Location
- Winlaton Road Downham, London, BR1 5PZ England
- Coordinates: 51°25′36″N 0°00′06″W﻿ / ﻿51.42653°N 0.00171°W

Information
- Type: Voluntary aided school
- Motto: Help, not hinder (Auxiliare Non Nocere)
- Religious affiliation: Roman Catholic
- Established: 1958
- Local authority: Lewisham
- Department for Education URN: 100752 Tables
- Ofsted: Reports
- Chair of Governors: P. Barber
- Principal: C. Mahon
- Gender: Mixed
- Age: 11 to 16
- Colours: Black, Grey, Gold and White
- Website: https://www.bonuspastor.co.uk

= Bonus Pastor Catholic College =

Bonus Pastor Catholic College is a voluntary aided, Roman Catholic coeducational school for 900 pupils in London. The school was founded by the Catholic Church in September 1958 to provide education for children of Catholic families.

== The College today ==
Bonus Pastor is based on two sites; Winlaton and Churchdown. The playing fields in Whitefoot Lane, adjacent to the school, are used for games and athletics. The college works very closely with the local primary schools and Christ the King Sixth Form College.

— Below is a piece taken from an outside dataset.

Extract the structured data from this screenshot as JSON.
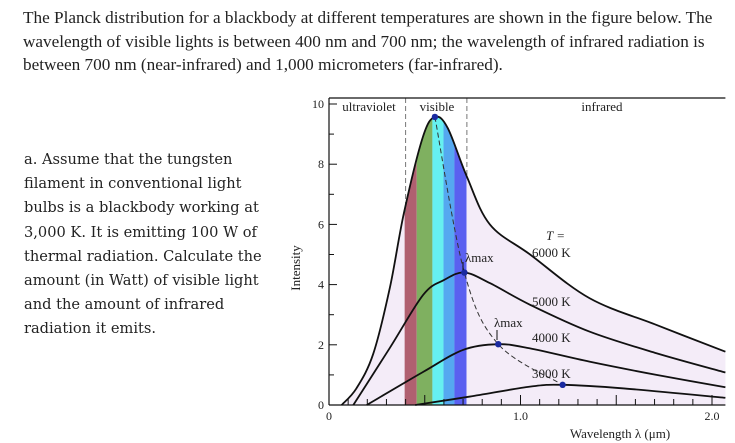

== Leadership of the College ==
Mr C Mahon effective from January 2025, has become the Principal of Bonus Pastor Catholic College.

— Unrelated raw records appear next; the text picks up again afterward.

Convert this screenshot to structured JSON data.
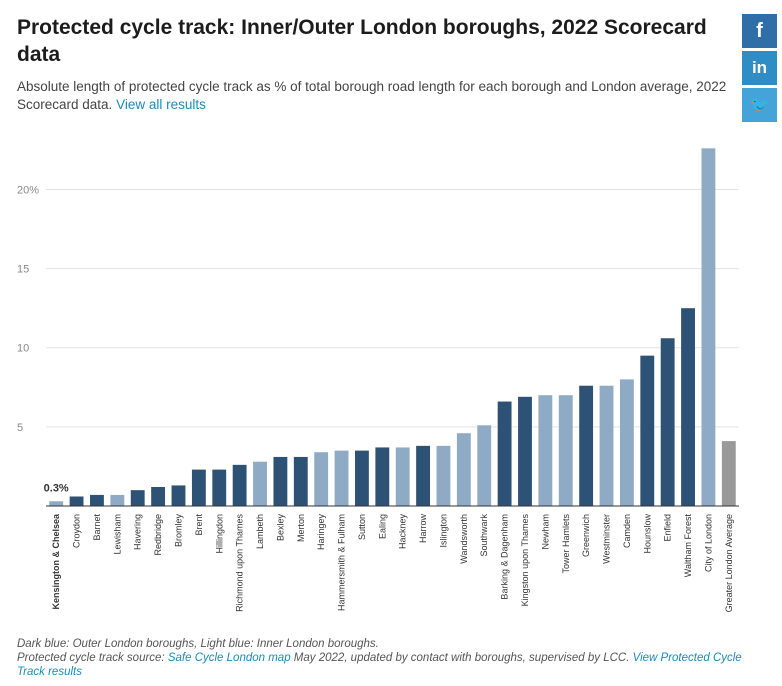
{
  "header": {
    "title": "Protected cycle track: Inner/Outer London boroughs, 2022 Scorecard data",
    "subtitle": "Absolute length of protected cycle track as % of total borough road length for each borough and London average, 2022 Scorecard data.",
    "subtitle_link": "View all results"
  },
  "share": {
    "facebook": "f",
    "linkedin": "in",
    "twitter": "🐦"
  },
  "colors": {
    "outer": "#2e5275",
    "inner": "#8faac4",
    "average": "#999999",
    "grid": "#e3e3e3"
  },
  "chart_data": {
    "type": "bar",
    "ylim": [
      0,
      23
    ],
    "yticks": [
      {
        "v": 5,
        "label": "5"
      },
      {
        "v": 10,
        "label": "10"
      },
      {
        "v": 15,
        "label": "15"
      },
      {
        "v": 20,
        "label": "20%"
      }
    ],
    "annotation": {
      "index": 0,
      "text": "0.3%"
    },
    "categories": [
      "Kensington & Chelsea",
      "Croydon",
      "Barnet",
      "Lewisham",
      "Havering",
      "Redbridge",
      "Bromley",
      "Brent",
      "Hillingdon",
      "Richmond upon Thames",
      "Lambeth",
      "Bexley",
      "Merton",
      "Haringey",
      "Hammersmith & Fulham",
      "Sutton",
      "Ealing",
      "Hackney",
      "Harrow",
      "Islington",
      "Wandsworth",
      "Southwark",
      "Barking & Dagenham",
      "Kingston upon Thames",
      "Newham",
      "Tower Hamlets",
      "Greenwich",
      "Westminster",
      "Camden",
      "Hounslow",
      "Enfield",
      "Waltham Forest",
      "City of London",
      "Greater London Average"
    ],
    "values": [
      0.3,
      0.6,
      0.7,
      0.7,
      1.0,
      1.2,
      1.3,
      2.3,
      2.3,
      2.6,
      2.8,
      3.1,
      3.1,
      3.4,
      3.5,
      3.5,
      3.7,
      3.7,
      3.8,
      3.8,
      4.6,
      5.1,
      6.6,
      6.9,
      7.0,
      7.0,
      7.6,
      7.6,
      8.0,
      9.5,
      10.6,
      12.5,
      22.6,
      4.1
    ],
    "groups": [
      "inner",
      "outer",
      "outer",
      "inner",
      "outer",
      "outer",
      "outer",
      "outer",
      "outer",
      "outer",
      "inner",
      "outer",
      "outer",
      "inner",
      "inner",
      "outer",
      "outer",
      "inner",
      "outer",
      "inner",
      "inner",
      "inner",
      "outer",
      "outer",
      "inner",
      "inner",
      "outer",
      "inner",
      "inner",
      "outer",
      "outer",
      "outer",
      "inner",
      "average"
    ]
  },
  "footer": {
    "line1": "Dark blue: Outer London boroughs, Light blue: Inner London boroughs.",
    "line2_pre": "Protected cycle track source: ",
    "line2_link1": "Safe Cycle London map",
    "line2_mid": " May 2022, updated by contact with boroughs, supervised by LCC. ",
    "line2_link2": "View Protected Cycle Track results"
  }
}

== Rebuild of Bonus Pastor Catholic College ==
Bonus Pastor Catholic College is a five form entry secondary school occupying two separate sites; Winlaton and Churchdown campuses. The new buildings were occupied by the approximately 750 pupils in September 2012. The existing school was fully operational during construction works.